Courtesy: Musée National de l’Automobile, Mulhouse, France
Franco Maria Ricci © 1991
Bugatti Type 41 Royale Coupé Napoléon.
Le Coupé Napoléon, et précisément cet exemplaire, fut la voiture personnelle d’Ettore Bugatti. Une cylindrée de 12,763 litres délivrant 300 chevaux à 3 000 tr/mn.
Comme aucune automobile ne fut jamais aussi chère, seulement sept châssis de Bugatti Royale furent construits, tous différents l’un de l’autre.

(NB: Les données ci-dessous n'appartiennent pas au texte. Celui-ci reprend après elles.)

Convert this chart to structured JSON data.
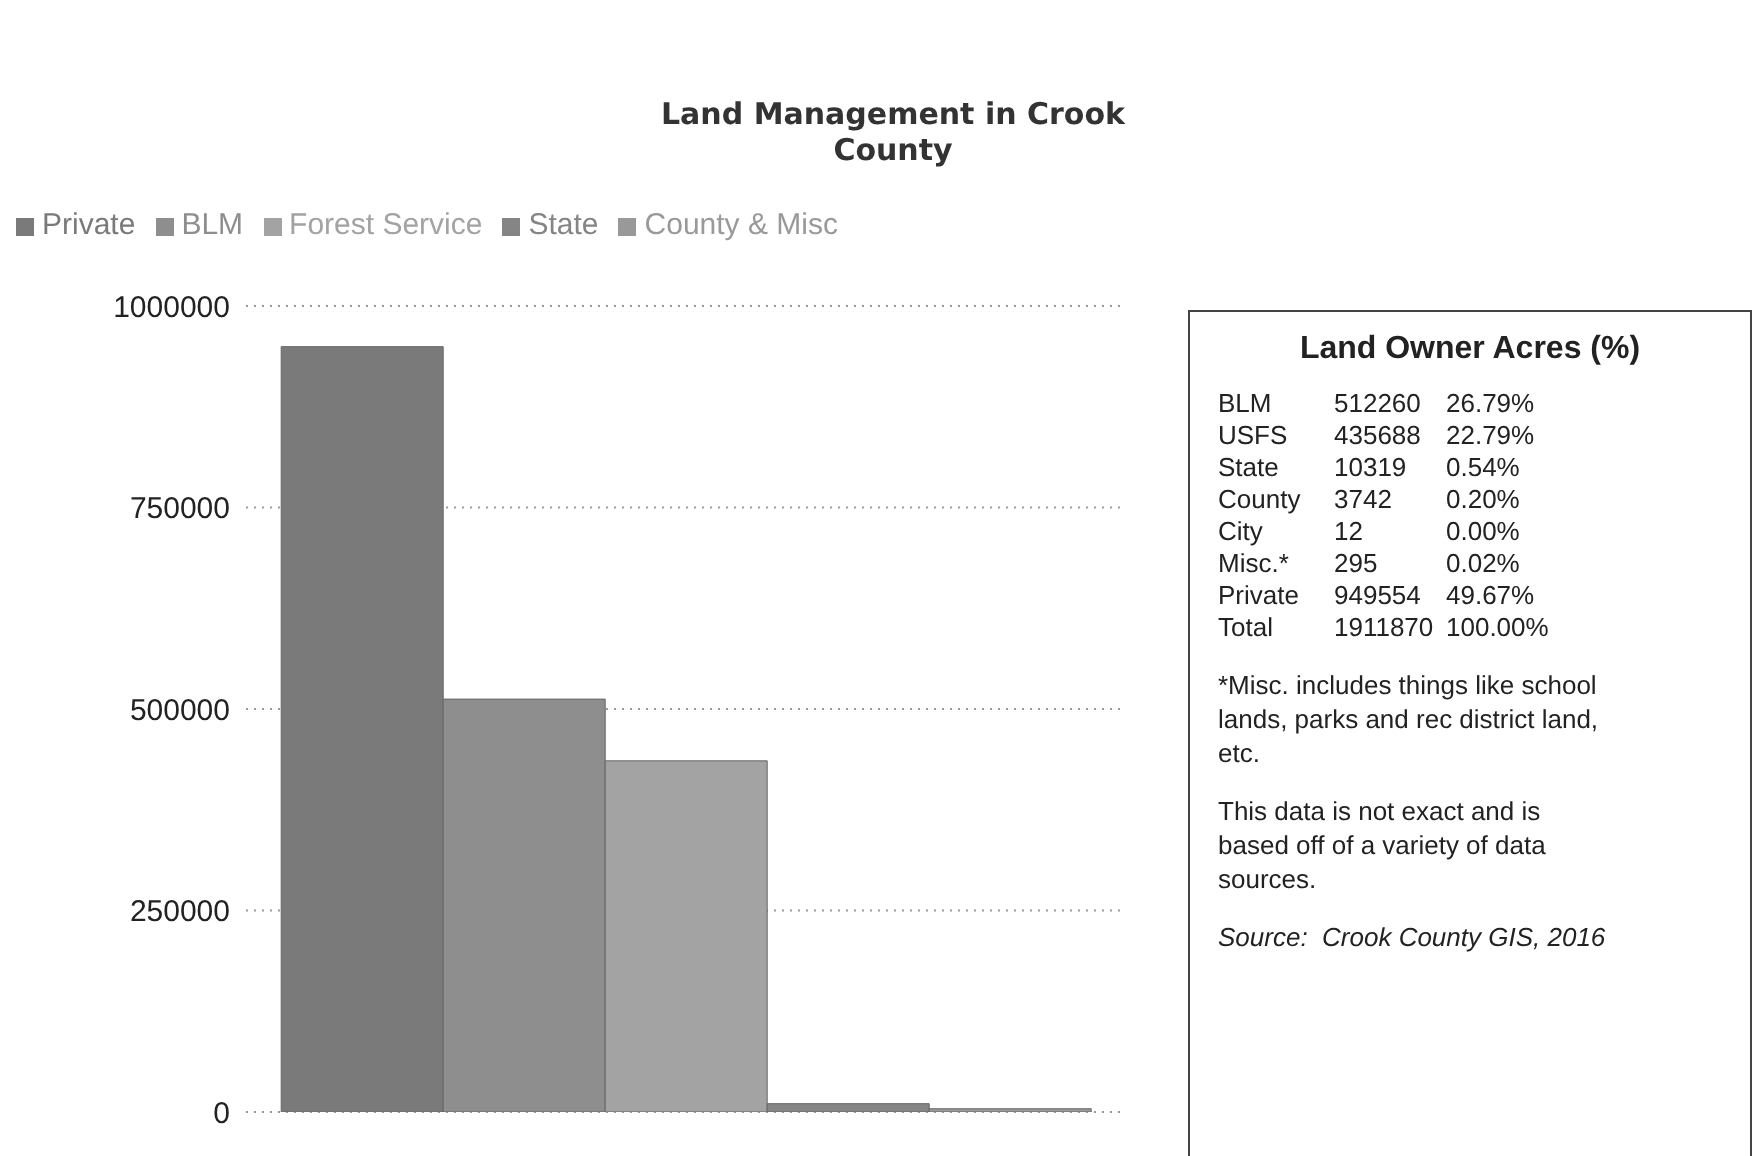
{
  "chart_data": [
    {
      "type": "bar",
      "title": "Land Management in Crook County",
      "categories": [
        null
      ],
      "series": [
        {
          "name": "Private",
          "color": "#7a7a7a",
          "values": [
            949554
          ]
        },
        {
          "name": "BLM",
          "color": "#8e8e8e",
          "values": [
            512260
          ]
        },
        {
          "name": "Forest Service",
          "color": "#a3a3a3",
          "values": [
            435688
          ]
        },
        {
          "name": "State",
          "color": "#858585",
          "values": [
            10319
          ]
        },
        {
          "name": "County & Misc",
          "color": "#999999",
          "values": [
            4049
          ]
        }
      ],
      "ylim": [
        0,
        1000000
      ],
      "yticks": [
        0,
        250000,
        500000,
        750000,
        1000000
      ],
      "grid": "y",
      "legend": "top left"
    },
    {
      "type": "other",
      "title": "Land Owner Acres (%)",
      "annotations": [
        "BLM 512260 26.79%",
        "USFS 435688 22.79%",
        "State 10319 0.54%",
        "County 3742 0.20%",
        "City 12 0.00%",
        "Misc.* 295 0.02%",
        "Private 949554 49.67%",
        "Total 1911870 100.00%",
        "*Misc. includes things like school lands, parks and rec district land, etc.",
        "This data is not exact and is based off of a variety of data sources.",
        "Source:  Crook County GIS, 2016"
      ]
    }
  ]
}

On rencontre l’un d’entre eux dans la littérature, dans une nouvelle intitulée « Rébus » d’Antonio Tabucchi. Je vous priverais de quelque chose si je ne vous en présentais pas un extrait :
La Bugatti Royale selon Antonio Tabucchi
« C'était bien une Bugatti Royale, un coupé de ville. Je ne sais si cela évoque quelque chose pour vous, Monsieur, je comprendrais que cela n'évoque rien (…) Albert n'en croyait pas ses yeux, « c'est impossible, répétait-il, c'est impossible ! » et il caressait les garde-boue longs et fuselés. Je ne sais si vous pouvez comprendre, une Bugatti reproduit les lignes d'un corps féminin, d'une femme assise, le dos bien calé, les jambes en avant (…) Il manquait l’éléphant sur le capot, ce fut la seule mauvaise surprise (…) Peut-être que vous ne le savez pas, ou que vous n'y avez jamais prêté attention, mais la Bugatti avait sur le capot, juste sur la calandre du radiateur, une statuette d’argent reproduisant un éléphant. C’était une sculpture du frère d’Ettore, Rembrandt Bugatti, et pas une simple marque de fabrique, comme la victoire ailée des Rolls ou le cygne de Packard, celui-là était un vrai symbole, mystérieux à déchiffrer comme tous les symboles. C’était un éléphant dressé sur ses pattes postérieures avec la trompe levée dans un barrissement de charge ou d’accouplement.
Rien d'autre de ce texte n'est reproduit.